Por Luz Elena Pereyra Rodríguez
Por la mañana, camino a la parada del microbús, tuvo una sensación extraña al pasar por esa calle que, a diferencia de las otras, había sido obstruida intencionadamente para evitar el paso vehicular. No le dio importancia pues esos temores llegan como se van, sin que podamos siquiera permitir que se reflejen en el más pequeño acto de conciencia.
Casi las once de la noche –pensó– y si no fuera porque mis hijos me esperan para cenar llegaría derechito a la cama.
Se levantó del asiento y pidió la parada tocando el timbre que dio paso a un rechinido de llantas y a ese jaloneo habitual que tanto le disgustaba, sobre todo porque la bolsa con las viandas que guardaban los sobrantes de las comidas del día, y que el patrón le permitía llevar a casa, la obligaban a ejercer una fuerza adicional para no estamparse contra el vidrio delantero.
Al bajar del microbús y apenas tocar el suelo sintió que sus pies le punzaban como nunca, pues con tanto trabajo en la cocina no había tenido oportunidad de sentarse por un segundo.
–Diez calles de regreso a casa. Calculó mentalmente los minutos y la imagen de los chiquillos vino a su encuentro motivándole una sonrisa que la acompañó buena parte del camino.
A unos pasos de la calle cerrada la sensación matutina la hizo estremecer y, antes de permitir el paso a la razón, un golpe en la cara la hizo perder el equilibrio al tiempo que sintió como, por detrás y a jalones su suéter le cubría la cabeza dejándola completamente a ciegas y sin darle la menor oportunidad para reaccionar. En ese momento, una voz le anunció lo que serían los siguientes minutos de pesadilla.
Si gritas te mueres hija de tu pinche madre –y sintió la punta fría de una navaja que se regocijaba amenazante entre sus costillas, mientras sus manos eran atadas a su espalda con su propio suéter a la altura de la cabeza antes de ser lanzada al suelo.
Son dos –se dijo–, y sus pensamientos huyeron hasta el lugar donde había quedado la bolsa con la cena para sus hijos.
Sus pies, que minutos antes se dolían por el cansancio, habían perdido los zapatos que los cubrían al ser arrastrados por el pavimento hasta encontrar resistencia en la pared de esa calle que, sin saber por qué, le había estremecido por unas milésimas de segundo ese día por la mañana.
No gritó. No dejó salir ni el aliento durante los minutos eternos que duró el ultraje, porque sabía que, pasara lo que pasara, tenía que llegar a cenar con sus tres chamacos.
Por fin, escuchó el silencio de la noche… Se habían ido.
Como pudo soltó sus brazos y descubrió su cabeza. Se incorporó y permaneció en silencio y sin moverse mientras las lágrimas le abrían paso al dolor y a la vergüenza que ya no la abandonaría nunca.
De nuevo la imagen de sus hijos con el alboroto y las sonrisas como preámbulo a las preguntas de rutina.
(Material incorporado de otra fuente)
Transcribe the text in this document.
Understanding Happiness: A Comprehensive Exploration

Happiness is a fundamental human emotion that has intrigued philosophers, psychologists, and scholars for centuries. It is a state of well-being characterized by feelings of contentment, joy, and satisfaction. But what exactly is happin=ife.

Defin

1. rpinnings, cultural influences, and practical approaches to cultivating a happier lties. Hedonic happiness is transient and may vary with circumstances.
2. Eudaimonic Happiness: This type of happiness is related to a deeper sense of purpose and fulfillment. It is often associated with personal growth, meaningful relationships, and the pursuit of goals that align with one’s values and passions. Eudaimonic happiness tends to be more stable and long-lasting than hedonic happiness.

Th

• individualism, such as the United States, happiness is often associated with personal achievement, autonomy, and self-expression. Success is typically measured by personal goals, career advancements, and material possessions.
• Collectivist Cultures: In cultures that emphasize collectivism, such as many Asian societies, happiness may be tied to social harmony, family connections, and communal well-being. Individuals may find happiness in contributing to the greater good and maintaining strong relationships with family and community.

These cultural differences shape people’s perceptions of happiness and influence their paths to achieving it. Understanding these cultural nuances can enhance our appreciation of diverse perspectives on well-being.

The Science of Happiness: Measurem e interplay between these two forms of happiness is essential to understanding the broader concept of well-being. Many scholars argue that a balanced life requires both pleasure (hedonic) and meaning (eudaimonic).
Con la mirada apresurada recorrió la calle y sus ojos se posaron en la bolsa con las viandas que –suspiró–, estaba en la banqueta, intacta.
Se incorporó con lentitud acomodándose la ropa y el cabello, mientras una mueca de rabia la obligó a secarse con brusquedad las lágrimas que aún asomaban por sus grandes ojos negros.
–¿Los zapatos?… y caminó enérgicamente buscándolos en la oscuridad de la noche. Se calzó los pies y encamino sus pasos hasta la bolsa con las viandas para, enseguida, emprender su ruta acostumbrada.
Las 11: 25 de la noche y a la puerta de la casa los tres chamacos con la sonrisa de todas las noches, los abrazos, los besos y la pregunta acostumbrada: ¿qué nos traes para cenar?